States’ declaration of its consent, (Doc. 101). LAW AND ANALYSIS Federal Rule of Civil Procedure 41 governs voluntary dismissals. Rule 41(a)(1) provides a mechanism for dismissals without a court order, although such dismissals are still “[s]ubject to Rules 23(e), 23.1(c), 23.2, and 66 and any applicable federal

statute.” They can occur in two circumstances. First, a plaintiff may voluntarily dismiss an action “before the opposing party serves either an answer or a motion for summary judgment.” Fed. R. Civ. P. 41(a)(1)(A)(i). That provision is clearly not applicable in this now-more-than-six-year-old case. (See Defs. CDC Martins Ferry, LLC And CDC Steubenville, LLC’s Answer to Third Am. Compl., Doc. 69). The second

such circumstance occurs when the plaintiff files “a stipulation of dismissal signed by all parties who have appeared.” Fed. R. Civ. P. 41(a)(1)(A)(ii). Beyond that, the rule also separately provides for voluntary dismissals by court order. Specifically, Rule 41(a)(2)—which acts as a sort of catch-all provision—states that “[e]xcept as provided in Rule 41(a)(1), an action may be dismissed at the plaintiff’s request only by court order, on terms that the court considers proper.” Given these competing provisions for achieving dismissal, the Court must first

determine which part of Rule 41 governs this case. There are indications pointing in various directions. Kramer and Defendants expressly invoke Rule 41(a)(2)—the catch-all provision—and they appear to be seeking a Court order, as they left a signature line for the Court. (Doc. 100, #2542–44). On the other hand, as noted above, they label the filing a “joint stipulation of dismissal.” (Id. at #2542). On the one hand, that could be understood as Plaintiff-Relator Kramer’s filing

a “request for dismissal” (that happens to be signed by Defendants), under Federal Rule of Civil Procedure 41(a)(2), in which the parties ask the Court to enter an order dismissing the case in accordance with 31 U.S.C. § 3730(b)(1). In other words, the Court can take the parties’ submission at face value and treat it as requesting dismissal under Rule 41(a)(2), with the “terms that the court considers proper” consisting of (1) the parties’ consent, and (2) the dismissal’s compliance with the FCA’s consent requirements. Alternatively, “using its discretion to address substance over form,” McGlone

v. Bell, 681 F.3d 718, 728 n.2 (6th Cir. 2012), the Court instead could elect to treat the filing as seeking dismissal under Rule 41(a)(1)(A)(ii). After all, this latter provision specifically covers joint stipulations of dismissal. Hanover Ins. Co. v. Sutherland, No. 22-cv-11414, 2023 WL 199261, at *2 (E.D. Mich. Jan. 17, 2023) (“When all parties who have appeared in a suit will not stipulate to a dismissal, under Federal Rule of Civil Procedure 41(a)(2), an action may be dismissed at the plaintiff’s request only by court order, on terms that the court considers proper.” (cleaned up)

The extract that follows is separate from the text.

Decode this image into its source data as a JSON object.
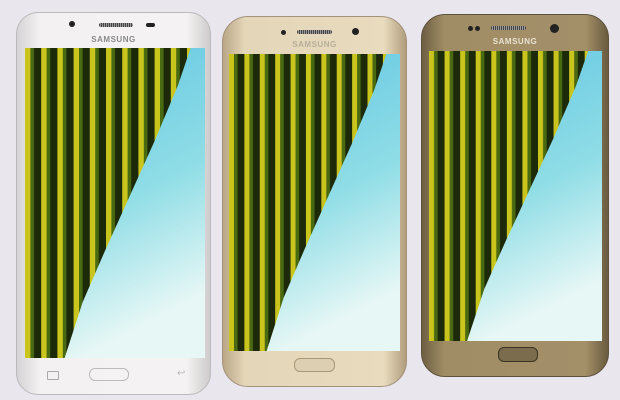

(emphasis added)); cf. In re Spinnaker Indus., Inc., 313 F. App’x 749, 753 (6th Cir. 2008) (“[T]he specific controls the general. The more specific references to professional-fee obligations in § 4(b)(i)—indeed the only references to the topic in the whole agreement—govern the more general requirements of § 4(c) … .” (citation omitted)). And here, all parties have agreed to the requested dismissal—Kramer and Defendants (the only actively litigating parties) by signing the stipulation, and the

United States by its subsequent consent. The former looks a lot like a “stipulation of dismissal” (the dismissal signed by all actively litigating parties), see Fed. R. Civ. P. 41(a)(1)(A)(ii), “subject to” an “applicable federal statute,” id.—here, the FCA (which requires (1) the United States’ consent (which the United States has supplied, see Doc. 101), and (2) the Court’s “consent”). Indeed, the original 1937 advisory committee notes to Federal Rule of Civil Procedure 41(a) specifically refer to the FCA as an “applicable federal statute” for Rule 41 purposes. See Fed. R. Civ. P.